Feliz Cumple Roberto!

Por Euge L.

Roberto Jorge Santoro nació el 17 de abril de 1939 en la ciudad de Buenos Aires. Además de poeta, Santoro incursionó en varios oficios: vendedor en puestos de mercado, empleado en el Sindicato de Músicos, pintor y preceptor en un colegio secundario. 

Publicó su poesía en múltiples títulos, como “Oficio desesperado” (1962), De tango y lo demás” (1962), “El último tranvía” y “Nacimiento en la tierra” (1963), “Pedradas con mi patria” (1964), “Prontuario de mi corazón” (publicado como una serie de poemas en el diario La Capital de Mar del Plata, 1966), “En pocas palabras” (1967), “Literatura de la pelota” y “A ras del suelo” (1971), “Uno más uno humanidad” y “Desafío” (1972), “Las cosas claras “ y “Poesía en general” (1973) y “No negociable” (1975). Poseedor de una mirada casi como un lienzo en blanco para captar la esencia de lo popular, el poeta retrataba a la perfección los escenarios propios del tango, el fútbol, la nostalgia de la infancia, los amores, la militancia, el horizonte socialista, la esperanza o por, otro lado, el horror del terrorismo de Estado, destacando que con la misma facilidad podía hacerlo desde el humor o el más visceral de los dolores. 

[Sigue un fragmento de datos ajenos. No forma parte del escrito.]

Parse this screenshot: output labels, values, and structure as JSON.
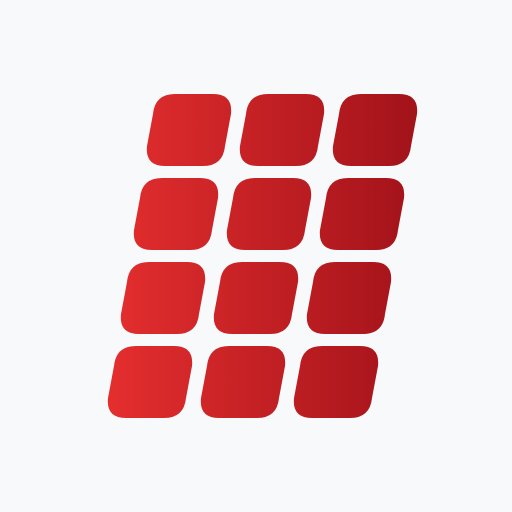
{
  "app_icon": {
    "icon": "keypad-grid-logo-icon",
    "background_color": "#f7f9fb",
    "tile_color_light": "#e62f2f",
    "tile_color_dark": "#a3131a",
    "rows": 4,
    "columns": 3
  }
}
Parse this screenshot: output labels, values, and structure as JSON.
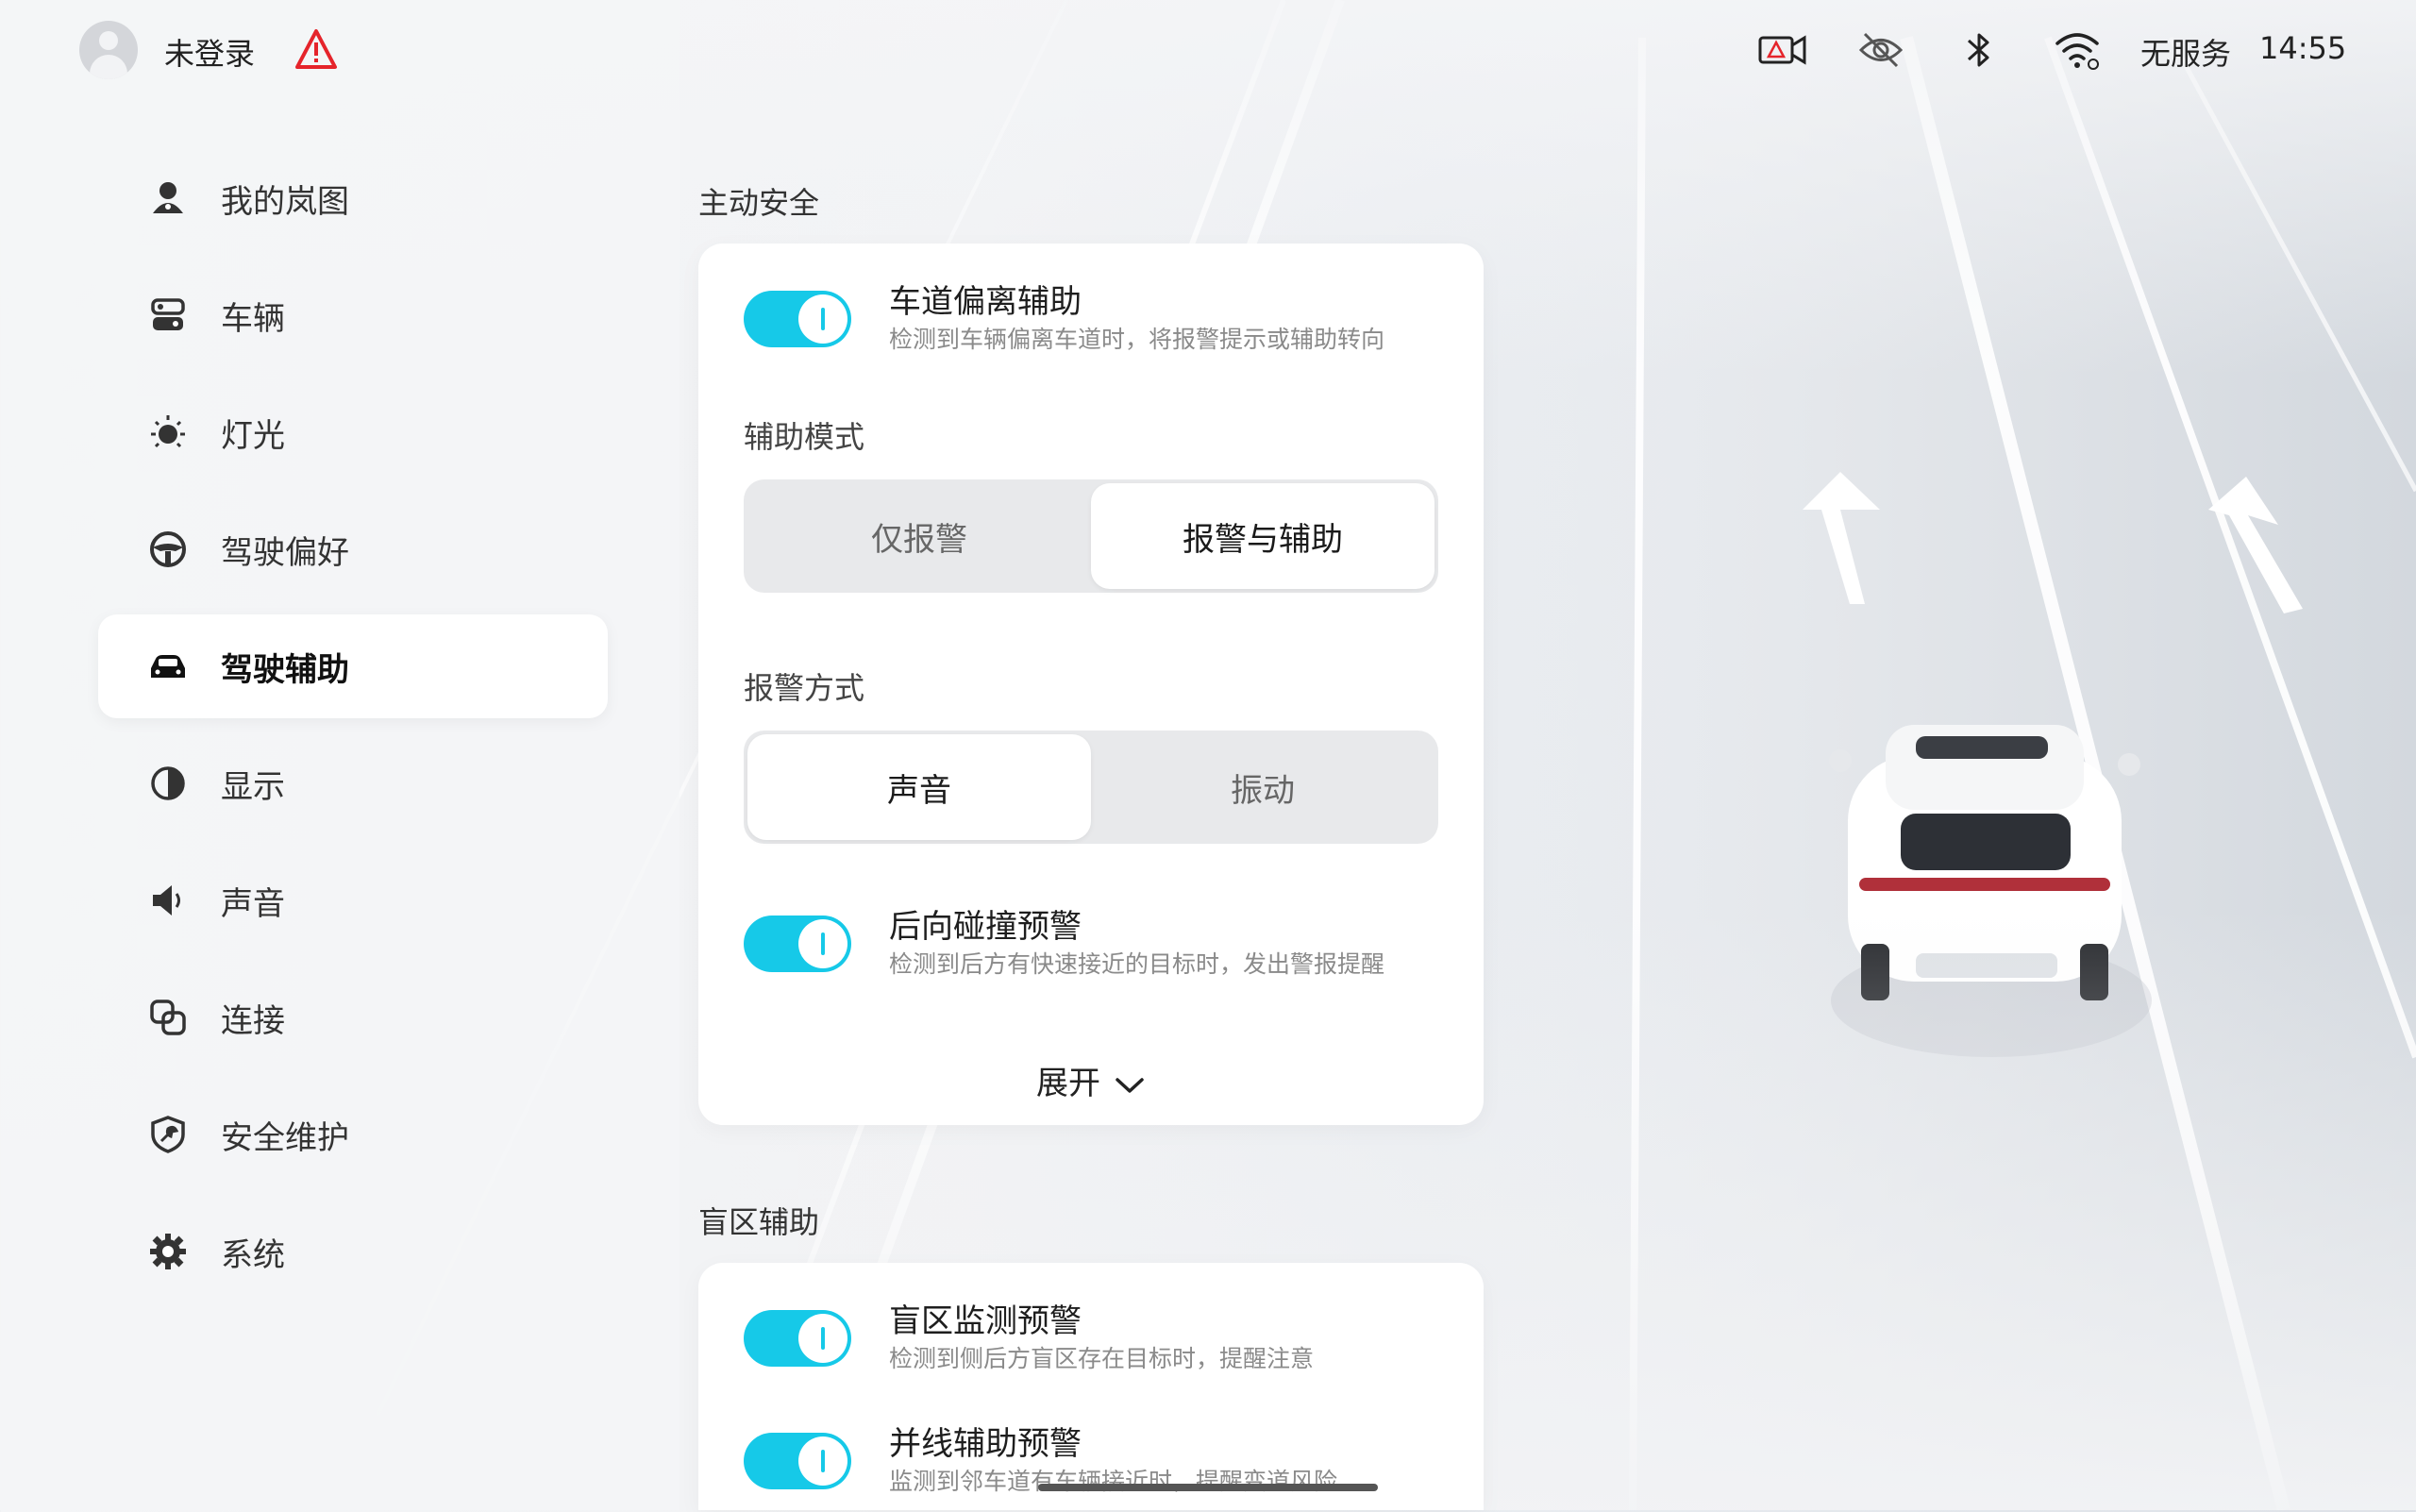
{
  "status_bar": {
    "login_text": "未登录",
    "network_text": "无服务",
    "time": "14:55",
    "icons": [
      "avatar-icon",
      "warning-triangle-icon",
      "camera-warning-icon",
      "eye-off-icon",
      "bluetooth-icon",
      "wifi-icon"
    ]
  },
  "sidebar": {
    "items": [
      {
        "label": "我的岚图",
        "icon": "user-pin-icon"
      },
      {
        "label": "车辆",
        "icon": "vehicle-control-icon"
      },
      {
        "label": "灯光",
        "icon": "light-icon"
      },
      {
        "label": "驾驶偏好",
        "icon": "steering-wheel-icon"
      },
      {
        "label": "驾驶辅助",
        "icon": "car-icon",
        "active": true
      },
      {
        "label": "显示",
        "icon": "contrast-icon"
      },
      {
        "label": "声音",
        "icon": "speaker-icon"
      },
      {
        "label": "连接",
        "icon": "connection-icon"
      },
      {
        "label": "安全维护",
        "icon": "shield-wrench-icon"
      },
      {
        "label": "系统",
        "icon": "gear-icon"
      }
    ]
  },
  "active_safety": {
    "title": "主动安全",
    "lane_departure": {
      "title": "车道偏离辅助",
      "desc": "检测到车辆偏离车道时，将报警提示或辅助转向",
      "enabled": true
    },
    "assist_mode": {
      "label": "辅助模式",
      "options": [
        "仅报警",
        "报警与辅助"
      ],
      "selected": "报警与辅助"
    },
    "alert_method": {
      "label": "报警方式",
      "options": [
        "声音",
        "振动"
      ],
      "selected": "声音"
    },
    "rear_collision": {
      "title": "后向碰撞预警",
      "desc": "检测到后方有快速接近的目标时，发出警报提醒",
      "enabled": true
    },
    "expand_label": "展开"
  },
  "blind_spot": {
    "title": "盲区辅助",
    "monitor": {
      "title": "盲区监测预警",
      "desc": "检测到侧后方盲区存在目标时，提醒注意",
      "enabled": true
    },
    "lane_change": {
      "title": "并线辅助预警",
      "desc": "监测到邻车道有车辆接近时，提醒变道风险",
      "enabled": true
    }
  },
  "colors": {
    "accent": "#16c9e8",
    "warning": "#e5242b",
    "card": "#ffffff"
  }
}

Pero más allá de su prolífica obra, sus legados trascienden lo meramente literario y nos dejan entrever otras facetas del artista. Entre estas aristas nos encontramos con proyectos artísticos colectivos -no sólo de la palabra, sino de múltiples disciplinas artísticas como el dibujo, la música, etc.- como lo fueron Barrilete, Editorial Papeles de Buenos Aires o el grupo Gente de Buenos Aires. Con respecto al primero, no sólo era una revista de poesía, o un sello editorial, sino que al decir de Leopoldo Juan González (PRT-ERP): “era sacar la poesía a la calle (…), poner la poesía en la vereda, la poesía en el bolsillo del trabajador”. Es así que devino en distintos recitales, lecturas, “informes” -como llamaba Santoro a los cuadernillos de poesía que tenían una temática en particular por cada edición. Cabe señalar el editado por la Comisión Familiares de Presos Políticos Estudiantiles y Gremiales (CFPPEG), en conjunto con el grupo Barrilete y el Frente de Trabajadores de la Cultura (FATRAC), donde mediante fotos, consignas, testimonios y demás textos (entre los autores se encuentra Santoro), rinden homenaje a lxs caídxs en Trelew. Lo colectivo por sobre lo individual, autogestión, el arte del y para el pueblo, y a esto lo enseña para siempre y desde la experiencia. 

“y una sola bandera que nos guía: /la de la resistencia popular” 

“si mi poesía no ayuda a cambiar la sociedad / no sirve para nada / Roberto Santoro”

En estos dos pequeños extractos se puede vislumbrar su compromiso militante. En una primera instancia puede verse esto en su incursión sindical mediante la creación de la Agrupación Gremial de Escritores (AGE), como medio para presentarse a las elecciones de la Sociedad Argentina de Escritores (SADE). Roberto también fue militante del PRT-ERP, del Frente Antiimperialista y por el Socialismo (FAS)  junto a Haroldo Conti y en el Frente de Trabajadores de la Cultura (FATRAC). En palabras de él mismo: “hay poetas y poetas. Hay compromisos y casamientos, reformas y revoluciones. (…) Hay también otros que conociendo la necesidad de profundizar en el nada fácil oficio de la palabra, comprometen su vida, tratando de sumar a las luchas del pueblo una palabra caliente, que se necesita, que sirva, que sea revolucionaria. (…) se hace necesario tomar definitiva conciencia de que: o todo para cambiar la sociedad, o todo para nada”.

El 3 de junio de 1976 denuncia, mediante una carta a la Confederación de Escritores Latinoamericanos, la persecución y desaparición de varios de sus compañeros, la cual finaliza finaliza: “Hermanos, discúlpenme la letra, no tengo máquina donde estoy. Compréndanme, compréndannos. De todas maneras somos optimistas. Esto recién ha comenzado. El presente de lucha, el futuro es nuestro”.

El 1° de junio de 1977, hombres de civil lo secuestran afuera de la escuela secundaria donde trabajaba como preceptor, en el barrio porteño de Once, encontrándose en la larga lista de desaparecidxs que la más sanguinaria y atroz dictadura contrarrevolucionaria dejó. Aún así, el “ escritor surrealista, es decir, realista del sur”, como él mismo se definía, perdura en un legado de lucha, palabras y consignas grabadas a fuego en la memoria militante y popular.